Glyphosate is relatively stable to chemical and photo
decomposition.6 The primary pathway of glyphosate degradation is soil
microbial action, which yields AMPA and glyoxylic acid. Both products
are further degraded to carbon dioxide.3
Glyphosate adsorbs tightly to soil. Glyphosate and its residues are
expected to be immobile in soil.6

Water

The median half-life of glyphosate in water varies from a few days
to 91 days.1
Glyphosate did not undergo hydrolysis in buffered solution with a
pH of 3, 6, or 9 at 35 °C. Photodegradation of glyphosate in water was
insignificant under natural light in a pH 5, 7, and 9 buffered
solution.58,59
Glyphosate in the form of the product Roundup® was applied to
aquatic plants in fresh and brackish water. Glyphosate concentrations in
both ponds declined rapidly, although the binding of glyphosate to
bottom sediments depended heavily on the metals in the sediments. If
chelating cations are present, the sediment half-life of glyphosate may
be greatly increased.60
Glyphosate has a low potential to contaminate groundwater due to
its strong adsorptive properties.
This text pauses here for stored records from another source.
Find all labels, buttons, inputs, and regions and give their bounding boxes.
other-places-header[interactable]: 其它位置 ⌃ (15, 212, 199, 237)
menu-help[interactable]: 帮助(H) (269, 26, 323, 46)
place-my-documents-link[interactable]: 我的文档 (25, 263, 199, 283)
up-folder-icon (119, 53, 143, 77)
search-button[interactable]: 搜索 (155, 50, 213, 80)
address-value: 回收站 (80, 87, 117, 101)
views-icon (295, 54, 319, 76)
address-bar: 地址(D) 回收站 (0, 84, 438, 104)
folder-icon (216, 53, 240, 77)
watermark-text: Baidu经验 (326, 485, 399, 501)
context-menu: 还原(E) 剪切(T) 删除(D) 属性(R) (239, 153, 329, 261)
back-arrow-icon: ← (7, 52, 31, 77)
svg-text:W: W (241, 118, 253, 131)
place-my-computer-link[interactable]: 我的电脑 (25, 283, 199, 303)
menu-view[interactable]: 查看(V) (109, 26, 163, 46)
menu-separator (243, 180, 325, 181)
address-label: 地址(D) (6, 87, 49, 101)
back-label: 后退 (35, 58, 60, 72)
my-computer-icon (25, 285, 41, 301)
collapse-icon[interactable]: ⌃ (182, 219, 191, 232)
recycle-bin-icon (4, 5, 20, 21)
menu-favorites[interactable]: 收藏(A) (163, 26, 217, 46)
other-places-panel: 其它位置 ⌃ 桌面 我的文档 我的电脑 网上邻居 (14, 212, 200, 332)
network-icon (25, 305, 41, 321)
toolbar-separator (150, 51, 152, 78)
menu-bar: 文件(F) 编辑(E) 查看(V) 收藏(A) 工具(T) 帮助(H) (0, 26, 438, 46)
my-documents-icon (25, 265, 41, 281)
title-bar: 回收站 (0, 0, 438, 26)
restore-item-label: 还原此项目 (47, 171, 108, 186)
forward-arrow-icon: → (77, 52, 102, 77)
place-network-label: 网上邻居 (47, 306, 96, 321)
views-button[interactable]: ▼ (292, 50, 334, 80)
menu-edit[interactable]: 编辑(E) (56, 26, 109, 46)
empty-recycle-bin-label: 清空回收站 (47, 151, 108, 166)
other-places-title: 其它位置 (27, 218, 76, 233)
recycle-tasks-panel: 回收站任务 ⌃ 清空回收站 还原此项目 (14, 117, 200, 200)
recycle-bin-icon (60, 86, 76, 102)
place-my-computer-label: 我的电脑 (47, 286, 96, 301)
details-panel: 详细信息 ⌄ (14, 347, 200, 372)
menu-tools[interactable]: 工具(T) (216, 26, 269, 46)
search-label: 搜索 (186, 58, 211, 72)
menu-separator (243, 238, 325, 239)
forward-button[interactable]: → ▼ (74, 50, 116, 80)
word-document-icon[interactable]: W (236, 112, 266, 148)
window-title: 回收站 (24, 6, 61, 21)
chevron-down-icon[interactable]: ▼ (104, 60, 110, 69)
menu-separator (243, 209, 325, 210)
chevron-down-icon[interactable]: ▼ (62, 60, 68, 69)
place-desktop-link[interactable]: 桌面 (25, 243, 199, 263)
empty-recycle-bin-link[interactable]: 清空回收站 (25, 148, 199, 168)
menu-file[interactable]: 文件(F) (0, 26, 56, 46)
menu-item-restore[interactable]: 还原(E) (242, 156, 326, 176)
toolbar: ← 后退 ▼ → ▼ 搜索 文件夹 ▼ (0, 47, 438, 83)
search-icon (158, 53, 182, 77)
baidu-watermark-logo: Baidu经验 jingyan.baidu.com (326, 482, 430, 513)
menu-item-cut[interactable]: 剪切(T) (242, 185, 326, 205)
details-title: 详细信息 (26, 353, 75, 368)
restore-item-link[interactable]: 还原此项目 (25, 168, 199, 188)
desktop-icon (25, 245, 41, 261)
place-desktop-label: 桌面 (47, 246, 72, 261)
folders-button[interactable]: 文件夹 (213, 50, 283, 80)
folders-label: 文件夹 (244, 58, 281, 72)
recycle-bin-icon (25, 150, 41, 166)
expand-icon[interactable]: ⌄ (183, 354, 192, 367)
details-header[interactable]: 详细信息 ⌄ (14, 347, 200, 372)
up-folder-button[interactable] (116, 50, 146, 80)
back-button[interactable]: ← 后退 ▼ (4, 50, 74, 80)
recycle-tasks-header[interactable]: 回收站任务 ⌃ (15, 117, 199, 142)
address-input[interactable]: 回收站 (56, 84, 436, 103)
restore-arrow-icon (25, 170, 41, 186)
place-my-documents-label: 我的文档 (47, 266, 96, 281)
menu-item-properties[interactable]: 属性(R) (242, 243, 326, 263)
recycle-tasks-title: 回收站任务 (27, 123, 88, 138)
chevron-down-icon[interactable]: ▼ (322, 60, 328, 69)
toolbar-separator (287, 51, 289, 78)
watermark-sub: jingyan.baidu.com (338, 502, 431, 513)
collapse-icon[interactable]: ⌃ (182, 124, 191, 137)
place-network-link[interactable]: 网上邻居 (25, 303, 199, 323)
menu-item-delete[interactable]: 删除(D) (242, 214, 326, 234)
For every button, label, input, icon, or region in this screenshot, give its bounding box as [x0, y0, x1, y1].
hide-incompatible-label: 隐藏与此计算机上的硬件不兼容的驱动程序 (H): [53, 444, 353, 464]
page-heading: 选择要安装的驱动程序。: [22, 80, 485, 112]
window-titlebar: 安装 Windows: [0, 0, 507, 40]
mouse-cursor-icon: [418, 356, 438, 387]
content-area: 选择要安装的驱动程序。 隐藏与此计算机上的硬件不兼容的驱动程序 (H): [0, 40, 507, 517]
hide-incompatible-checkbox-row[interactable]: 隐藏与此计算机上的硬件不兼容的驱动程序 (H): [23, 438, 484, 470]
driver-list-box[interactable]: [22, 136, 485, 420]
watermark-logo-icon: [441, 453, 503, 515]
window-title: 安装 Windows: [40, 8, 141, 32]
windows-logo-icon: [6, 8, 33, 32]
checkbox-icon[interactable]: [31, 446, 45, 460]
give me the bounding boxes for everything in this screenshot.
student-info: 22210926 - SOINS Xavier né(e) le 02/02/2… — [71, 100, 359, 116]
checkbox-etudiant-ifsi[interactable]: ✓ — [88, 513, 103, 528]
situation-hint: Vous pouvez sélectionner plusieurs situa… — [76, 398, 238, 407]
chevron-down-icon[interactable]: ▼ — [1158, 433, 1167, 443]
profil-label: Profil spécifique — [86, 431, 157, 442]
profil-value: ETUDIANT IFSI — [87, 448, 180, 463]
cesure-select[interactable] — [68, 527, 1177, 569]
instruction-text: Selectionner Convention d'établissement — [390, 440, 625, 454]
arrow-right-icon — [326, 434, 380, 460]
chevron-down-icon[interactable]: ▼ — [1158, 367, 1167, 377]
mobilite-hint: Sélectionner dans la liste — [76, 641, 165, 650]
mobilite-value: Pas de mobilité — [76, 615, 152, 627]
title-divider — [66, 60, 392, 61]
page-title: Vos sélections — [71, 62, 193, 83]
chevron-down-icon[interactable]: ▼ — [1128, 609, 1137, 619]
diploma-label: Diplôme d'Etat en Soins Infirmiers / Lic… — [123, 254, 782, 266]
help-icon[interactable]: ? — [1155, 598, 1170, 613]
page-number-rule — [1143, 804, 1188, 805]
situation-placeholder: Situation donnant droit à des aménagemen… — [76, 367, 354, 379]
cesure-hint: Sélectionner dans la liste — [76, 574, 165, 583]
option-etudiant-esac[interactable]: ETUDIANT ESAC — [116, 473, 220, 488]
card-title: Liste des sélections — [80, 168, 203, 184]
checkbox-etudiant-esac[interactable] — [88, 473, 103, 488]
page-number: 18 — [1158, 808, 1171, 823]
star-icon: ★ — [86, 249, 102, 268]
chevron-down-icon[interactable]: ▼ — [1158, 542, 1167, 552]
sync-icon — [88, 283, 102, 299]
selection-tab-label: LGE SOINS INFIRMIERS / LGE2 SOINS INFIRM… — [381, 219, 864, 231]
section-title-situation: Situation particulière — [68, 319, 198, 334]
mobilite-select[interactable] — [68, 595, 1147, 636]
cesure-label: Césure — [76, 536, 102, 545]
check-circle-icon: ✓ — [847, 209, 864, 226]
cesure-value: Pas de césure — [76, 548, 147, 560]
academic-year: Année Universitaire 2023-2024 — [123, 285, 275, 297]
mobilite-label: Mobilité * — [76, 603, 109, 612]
However, there is potential for
surface water contamination from aquatic uses of glyphosate and soil
erosion.6
Volatilization of glyphosate is not expected to be significant due
to its low vapor pressure.6

Air

Glyphosate and all its salts are very low in volatility with vapor
pressures ranging from 1.84 x 10-7 mmHg to 6.75 x 10-8 mmHg at 25 °C.1,4,8
Glyphosate is stable in air.1

Plants

Glyphosate is absorbed by plant foliage and transported throughout
the plant through the phloem.3 Glyphosate absorption across the cuticle
is moderate, and transport across the cell membrane is slower than for
most herbicides.4 Because glyphosate binds to the soil, plant uptake of
glyphosate from soil is negligible.3
Glyphosate accumulates in meristems, immature leaves, and
underground tissues.4
Very little glyphosate is metabolized in plants, with AMPA as the
only significant degradation product.3
Lettuce, carrots, and barley contained glyphosate residues up to
one year after the soil was treated with 3.71 pounds of glyphosate per
acre.61,62
Glyphosate had a median half-life of 8 to 9 days in leaf litter of
red alder and salmonberry sprayed with Roundup®.48

Indoor

All surface wipe and dust samples collected from five farm
households in Iowa contained detectable levels of glyphosate ranging
from 0.0081-2.7 ng/cm2. In six non-farm households, 28 out of 33 samples
collected contained detectable levels of glyphosate ranging from
0.0012-13 ng/cm2.63